L’intento evidente nella scelta di citare chi l'ha preceduta nel corso della storia è sottolineare la consapevolezza di essere chiamata, con il fatto stesso di essere donna, a scriverne un pezzo, e nella scelta dei nomi si nota l'intento studiato di mettere da parte il clima da comizio in cui si cerca il consenso della propria parte, per ancorarsi a un profilo istituzionale che non susciti troppe diffidenze: difficile immaginare però che questo lungo elenco, fatto di riferimenti culturali tanto diversi, per quanto innegabili nei loro primati, possa, nella sua disomogeneità, rappresentare un denominatore comune più profondo di quel tetto di cristallo sfondato citato all’inizio. Quali siano i riferimenti culturali reali lo si scoprirà, vivendo e governando giorno per giorno, quando verrà il tempo delle scelte.

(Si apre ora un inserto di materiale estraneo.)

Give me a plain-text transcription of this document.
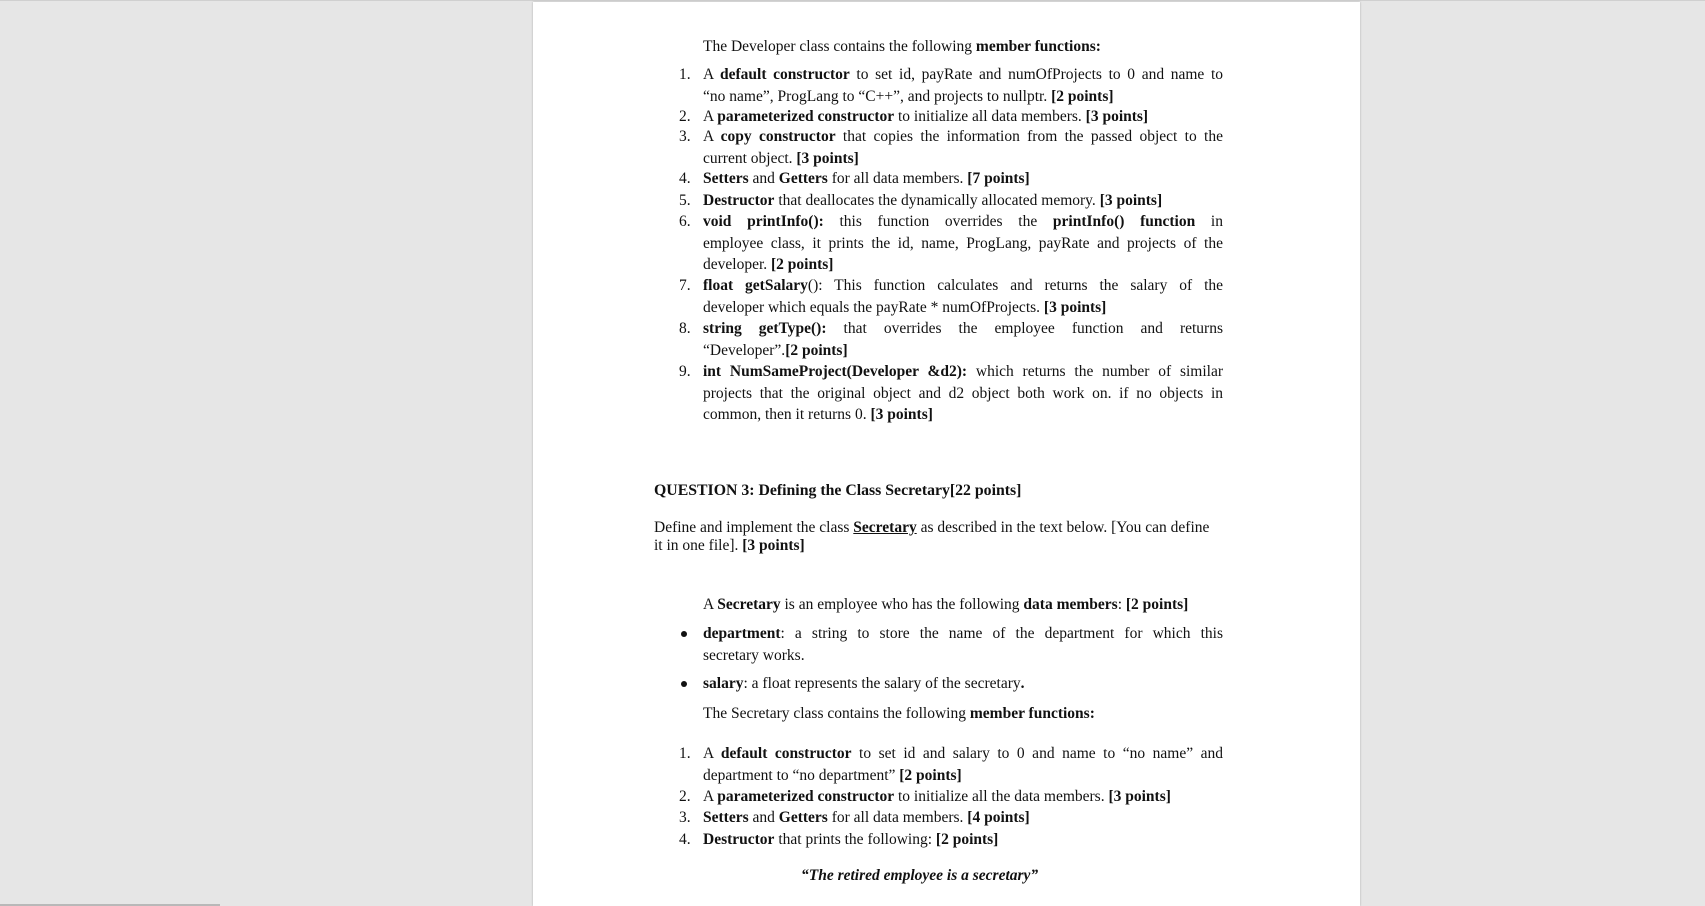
The Developer class contains the following member functions:
1. A default constructor to set id, payRate and numOfProjects to 0 and name to
“no name”, ProgLang to “C++”, and projects to nullptr. [2 points]
2. A parameterized constructor to initialize all data members. [3 points]
3. A copy constructor that copies the information from the passed object to the
current object. [3 points]
4. Setters and Getters for all data members. [7 points]
5. Destructor that deallocates the dynamically allocated memory. [3 points]
6. void printInfo(): this function overrides the printInfo() function in
employee class, it prints the id, name, ProgLang, payRate and projects of the
developer. [2 points]
7. float getSalary(): This function calculates and returns the salary of the
developer which equals the payRate * numOfProjects. [3 points]
8. string getType(): that overrides the employee function and returns
“Developer”.[2 points]
9. int NumSameProject(Developer &d2): which returns the number of similar
projects that the original object and d2 object both work on. if no objects in
common, then it returns 0. [3 points]
QUESTION 3: Defining the Class Secretary[22 points]
Define and implement the class Secretary as described in the text below. [You can define
it in one file]. [3 points]
A Secretary is an employee who has the following data members: [2 points]
department: a string to store the name of the department for which this
secretary works.
salary: a float represents the salary of the secretary.
The Secretary class contains the following member functions:
1. A default constructor to set id and salary to 0 and name to “no name” and
department to “no department” [2 points]
2. A parameterized constructor to initialize all the data members. [3 points]
3. Setters and Getters for all data members. [4 points]
4. Destructor that prints the following: [2 points]
“The retired employee is a secretary”
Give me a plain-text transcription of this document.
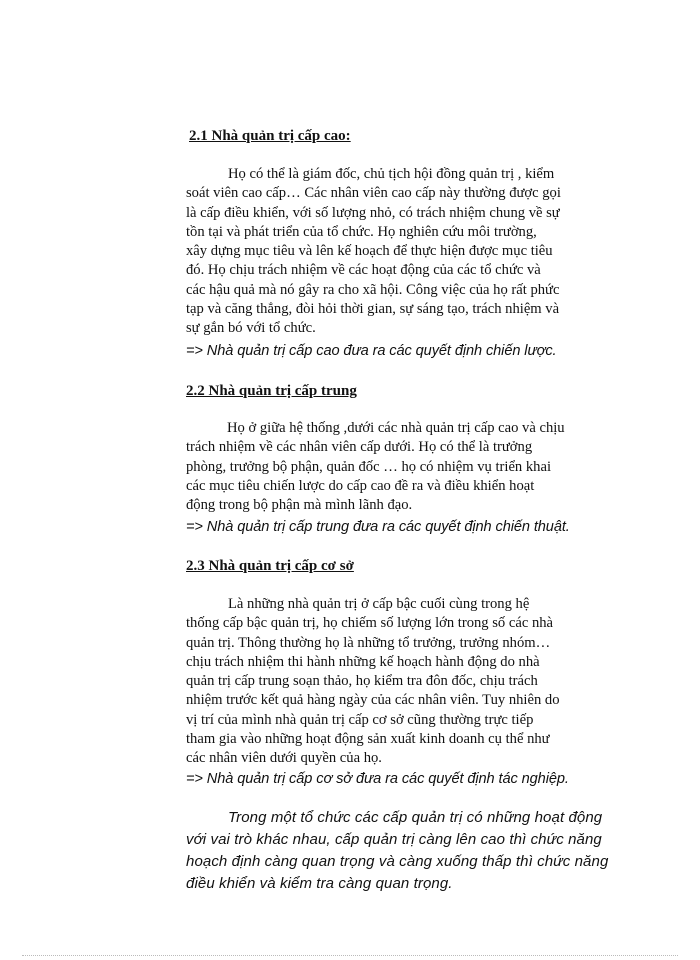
2.1 Nhà quản trị cấp cao:
Họ có thể là giám đốc, chủ tịch hội đồng quản trị , kiểm
soát viên cao cấp… Các nhân viên cao cấp này thường được gọi
là cấp điều khiển, với số lượng nhỏ, có trách nhiệm chung về sự
tồn tại và phát triển của tổ chức. Họ nghiên cứu môi trường,
xây dựng mục tiêu và lên kế hoạch để thực hiện được mục tiêu
đó. Họ chịu trách nhiệm về các hoạt động của các tổ chức và
các hậu quả mà nó gây ra cho xã hội. Công việc của họ rất phức
tạp và căng thẳng, đòi hỏi thời gian, sự sáng tạo, trách nhiệm và
sự gắn bó với tổ chức.
=> Nhà quản trị cấp cao đưa ra các quyết định chiến lược.
2.2 Nhà quản trị cấp trung
Họ ở giữa hệ thống ,dưới các nhà quản trị cấp cao và chịu
trách nhiệm về các nhân viên cấp dưới. Họ có thể là trưởng
phòng, trưởng bộ phận, quản đốc … họ có nhiệm vụ triển khai
các mục tiêu chiến lược do cấp cao đề ra và điều khiển hoạt
động trong bộ phận mà mình lãnh đạo.
=> Nhà quản trị cấp trung đưa ra các quyết định chiến thuật.
2.3 Nhà quản trị cấp cơ sở
Là những nhà quản trị ở cấp bậc cuối cùng trong hệ
thống cấp bậc quản trị, họ chiếm số lượng lớn trong số các nhà
quản trị. Thông thường họ là những tổ trưởng, trưởng nhóm…
chịu trách nhiệm thi hành những kế hoạch hành động do nhà
quản trị cấp trung soạn thảo, họ kiểm tra đôn đốc, chịu trách
nhiệm trước kết quả hàng ngày của các nhân viên. Tuy nhiên do
vị trí của mình nhà quản trị cấp cơ sở cũng thường trực tiếp
tham gia vào những hoạt động sản xuất kinh doanh cụ thể như
các nhân viên dưới quyền của họ.
=> Nhà quản trị cấp cơ sở đưa ra các quyết định tác nghiệp.
Trong một tổ chức các cấp quản trị có những hoạt động
với vai trò khác nhau, cấp quản trị càng lên cao thì chức năng
hoạch định càng quan trọng và càng xuống thấp thì chức năng
điều khiển và kiểm tra càng quan trọng.
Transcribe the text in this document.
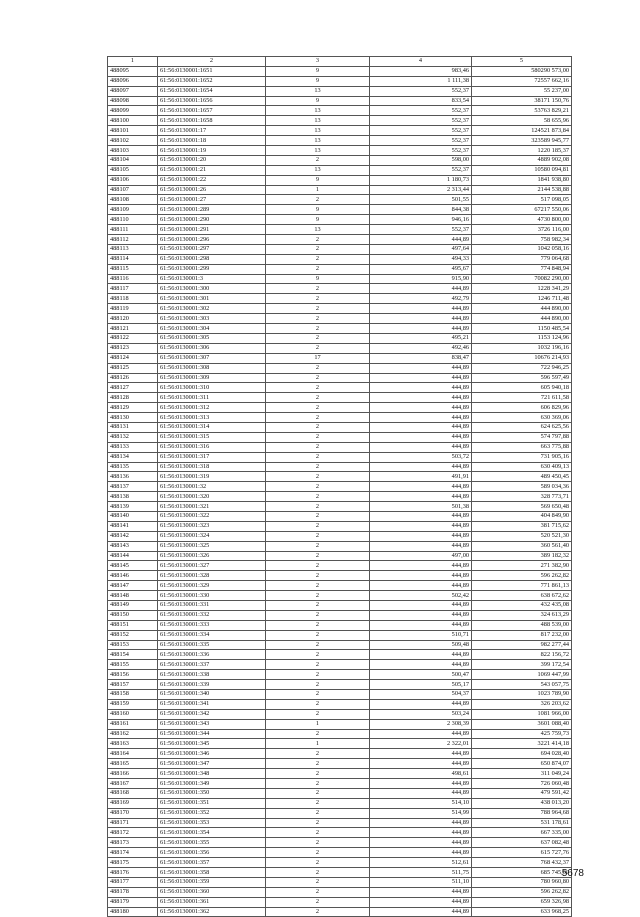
1	2	3	4	5
488095	61:56:0130001:1651	9	983,46	580290 573,00
488096	61:56:0130001:1652	9	1 111,38	72557 662,16
488097	61:56:0130001:1654	13	552,37	55 237,00
488098	61:56:0130001:1656	9	833,54	38171 150,76
488099	61:56:0130001:1657	13	552,37	53763 829,21
488100	61:56:0130001:1658	13	552,37	58 655,96
488101	61:56:0130001:17	13	552,37	124521 873,84
488102	61:56:0130001:18	13	552,37	323589 945,77
488103	61:56:0130001:19	13	552,37	1220 185,37
488104	61:56:0130001:20	2	598,00	4889 902,08
488105	61:56:0130001:21	13	552,37	10580 094,81
488106	61:56:0130001:22	9	1 180,73	1841 938,80
488107	61:56:0130001:26	1	2 313,44	2144 538,88
488108	61:56:0130001:27	2	501,55	517 098,05
488109	61:56:0130001:289	9	844,38	67217 550,06
488110	61:56:0130001:290	9	946,16	4730 800,00
488111	61:56:0130001:291	13	552,37	3726 116,00
488112	61:56:0130001:296	2	444,89	758 982,34
488113	61:56:0130001:297	2	497,64	1042 058,16
488114	61:56:0130001:298	2	494,33	779 064,68
488115	61:56:0130001:299	2	495,67	774 848,94
488116	61:56:0130001:3	9	915,90	70082 290,00
488117	61:56:0130001:300	2	444,89	1228 341,29
488118	61:56:0130001:301	2	492,79	1246 711,48
488119	61:56:0130001:302	2	444,89	444 890,00
488120	61:56:0130001:303	2	444,89	444 890,00
488121	61:56:0130001:304	2	444,89	1150 485,54
488122	61:56:0130001:305	2	495,21	1153 124,96
488123	61:56:0130001:306	2	492,46	1032 196,16
488124	61:56:0130001:307	17	838,47	10676 214,93
488125	61:56:0130001:308	2	444,89	722 946,25
488126	61:56:0130001:309	2	444,89	596 597,49
488127	61:56:0130001:310	2	444,89	605 940,18
488128	61:56:0130001:311	2	444,89	721 611,58
488129	61:56:0130001:312	2	444,89	606 829,96
488130	61:56:0130001:313	2	444,89	630 369,06
488131	61:56:0130001:314	2	444,89	624 625,56
488132	61:56:0130001:315	2	444,89	574 797,88
488133	61:56:0130001:316	2	444,89	663 775,88
488134	61:56:0130001:317	2	503,72	731 905,16
488135	61:56:0130001:318	2	444,89	630 409,13
488136	61:56:0130001:319	2	491,91	489 450,45
488137	61:56:0130001:32	2	444,89	589 034,36
488138	61:56:0130001:320	2	444,89	328 773,71
488139	61:56:0130001:321	2	501,38	569 650,48
488140	61:56:0130001:322	2	444,89	404 849,90
488141	61:56:0130001:323	2	444,89	381 715,62
488142	61:56:0130001:324	2	444,89	520 521,30
488143	61:56:0130001:325	2	444,89	360 561,40
488144	61:56:0130001:326	2	497,00	389 182,32
488145	61:56:0130001:327	2	444,89	271 382,90
488146	61:56:0130001:328	2	444,89	596 262,82
488147	61:56:0130001:329	2	444,89	771 861,13
488148	61:56:0130001:330	2	502,42	638 672,62
488149	61:56:0130001:331	2	444,89	432 435,08
488150	61:56:0130001:332	2	444,89	324 613,29
488151	61:56:0130001:333	2	444,89	488 539,00
488152	61:56:0130001:334	2	510,71	817 232,00
488153	61:56:0130001:335	2	509,48	982 277,44
488154	61:56:0130001:336	2	444,89	822 156,72
488155	61:56:0130001:337	2	444,89	399 172,54
488156	61:56:0130001:338	2	500,47	1069 447,99
488157	61:56:0130001:339	2	505,17	543 057,75
488158	61:56:0130001:340	2	504,37	1023 789,90
488159	61:56:0130001:341	2	444,89	326 203,62
488160	61:56:0130001:342	2	503,24	1081 966,00
488161	61:56:0130001:343	1	2 308,39	3601 088,40
488162	61:56:0130001:344	2	444,89	425 759,73
488163	61:56:0130001:345	1	2 322,01	3221 414,18
488164	61:56:0130001:346	2	444,89	694 028,40
488165	61:56:0130001:347	2	444,89	650 874,07
488166	61:56:0130001:348	2	498,61	311 049,24
488167	61:56:0130001:349	2	444,89	726 060,48
488168	61:56:0130001:350	2	444,89	479 591,42
488169	61:56:0130001:351	2	514,10	438 013,20
488170	61:56:0130001:352	2	514,99	788 964,68
488171	61:56:0130001:353	2	444,89	531 178,61
488172	61:56:0130001:354	2	444,89	667 335,00
488173	61:56:0130001:355	2	444,89	637 082,48
488174	61:56:0130001:356	2	444,89	615 727,76
488175	61:56:0130001:357	2	512,61	768 432,37
488176	61:56:0130001:358	2	511,75	685 745,00
488177	61:56:0130001:359	2	511,10	780 960,80
488178	61:56:0130001:360	2	444,89	596 262,82
488179	61:56:0130001:361	2	444,89	659 326,98
488180	61:56:0130001:362	2	444,89	633 968,25
5678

Una si intuisce tra le righe in un particolare rapporto femminili/maschili di questo discorso: la parola Stato compare solo nella sua accezione burocratica, la parola Paese soltanto due volte, una delle quali nel calembour “non è un Paese per giovani”, quando si tratta di esprimere appartenenza si sceglie inequivocabilmente per 13 volte la parola Nazione, dei tre sinonimi non solo l’unico femminile, il che è forse un caso, ma il più connotato in senso identitario, e questo certo un caso non è ma una scelta. Un programma.